The shutdown comes at the end of a perilous week for the president, with Defense Secretary James Mattis resigning in protest after Trump‘s sudden decision to pull U.S. troops out of Syria. The Syria move was widely criticized, even by senior Republicans in Congress.
The political turmoil added to fears about the economy plaguing investor sentiment, helping fuel continued heavy losses in the stock market on Friday.
While Trump made the promise of building a border wall a fixture of his 2016 election campaign, it is not a top-tier priority for most Americans.
According to a Reuters/Ipsos poll in late November, only 31 percent of those surveyed said improved border security should be among the top three priorities for Congress.
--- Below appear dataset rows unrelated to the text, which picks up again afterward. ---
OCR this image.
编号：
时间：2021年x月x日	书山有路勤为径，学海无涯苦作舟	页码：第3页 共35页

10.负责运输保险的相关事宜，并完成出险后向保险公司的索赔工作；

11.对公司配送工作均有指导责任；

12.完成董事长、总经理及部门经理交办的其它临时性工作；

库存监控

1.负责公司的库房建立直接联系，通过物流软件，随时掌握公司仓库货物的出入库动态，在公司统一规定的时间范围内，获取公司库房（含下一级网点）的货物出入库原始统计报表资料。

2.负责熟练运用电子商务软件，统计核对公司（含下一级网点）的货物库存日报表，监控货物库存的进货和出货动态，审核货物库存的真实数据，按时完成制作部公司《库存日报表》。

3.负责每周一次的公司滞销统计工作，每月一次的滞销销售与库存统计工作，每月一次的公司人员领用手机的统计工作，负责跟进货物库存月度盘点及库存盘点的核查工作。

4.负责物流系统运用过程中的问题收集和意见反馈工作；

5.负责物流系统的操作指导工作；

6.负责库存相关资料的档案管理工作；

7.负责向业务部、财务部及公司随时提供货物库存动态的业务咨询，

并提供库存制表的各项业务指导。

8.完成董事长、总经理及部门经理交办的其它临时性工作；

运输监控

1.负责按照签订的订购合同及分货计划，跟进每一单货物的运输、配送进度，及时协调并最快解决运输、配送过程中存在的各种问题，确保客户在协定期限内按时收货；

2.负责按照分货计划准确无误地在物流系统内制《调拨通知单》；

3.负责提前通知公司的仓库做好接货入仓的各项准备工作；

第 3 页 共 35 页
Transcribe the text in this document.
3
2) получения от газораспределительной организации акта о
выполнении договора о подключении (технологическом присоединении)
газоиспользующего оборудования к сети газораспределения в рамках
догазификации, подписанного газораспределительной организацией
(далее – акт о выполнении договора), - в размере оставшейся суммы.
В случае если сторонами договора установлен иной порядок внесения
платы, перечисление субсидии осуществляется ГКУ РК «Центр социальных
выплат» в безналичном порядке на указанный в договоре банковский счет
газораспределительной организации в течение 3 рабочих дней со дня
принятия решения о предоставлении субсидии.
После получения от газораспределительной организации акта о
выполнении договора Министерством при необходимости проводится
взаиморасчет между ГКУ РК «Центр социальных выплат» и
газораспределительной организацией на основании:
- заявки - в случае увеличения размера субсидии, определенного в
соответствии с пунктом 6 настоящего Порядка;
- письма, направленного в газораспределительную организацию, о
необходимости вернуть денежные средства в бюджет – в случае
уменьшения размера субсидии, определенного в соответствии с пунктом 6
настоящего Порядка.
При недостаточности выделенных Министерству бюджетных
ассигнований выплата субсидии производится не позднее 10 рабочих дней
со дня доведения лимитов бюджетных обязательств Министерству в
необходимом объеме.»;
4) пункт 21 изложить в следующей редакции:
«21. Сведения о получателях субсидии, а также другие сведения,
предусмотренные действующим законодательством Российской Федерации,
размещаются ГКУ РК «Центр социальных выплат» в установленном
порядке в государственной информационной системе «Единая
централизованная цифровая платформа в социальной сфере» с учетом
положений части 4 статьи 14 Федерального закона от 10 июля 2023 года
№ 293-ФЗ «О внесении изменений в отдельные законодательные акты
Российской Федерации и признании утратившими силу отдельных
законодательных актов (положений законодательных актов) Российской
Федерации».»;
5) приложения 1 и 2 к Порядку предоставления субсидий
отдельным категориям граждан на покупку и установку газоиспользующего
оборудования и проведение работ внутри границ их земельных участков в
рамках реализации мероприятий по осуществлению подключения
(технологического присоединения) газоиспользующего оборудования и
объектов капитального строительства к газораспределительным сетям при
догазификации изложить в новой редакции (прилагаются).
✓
That suggests Trump is taking a political risk by gambling on a shutdown to press his point as Democrats are gearing up for the 2020 presidential primary elections and looking for issues to seize on for an advantage.
The longest federal government shutdown, lasting 21 full days, occurred in December 1995 and January 1996, triggered by conflicts between Democratic President Bill Clinton and congressional Republicans over Medicare funding and government spending. Clinton is widely viewed as having won the political battle over the shutdown, and was re-elected for a second term in 1996.
In 2013, the government shut down for 16 days after conservative Republicans demanded to strip funding for or delay implementation of Democratic President Barack Obama’s signature healthcare legislation, the Affordable Care Act. Republicans suffered plunging public opinion polls and eventually capitulated, agreeing to fund the government and raise the debt limit.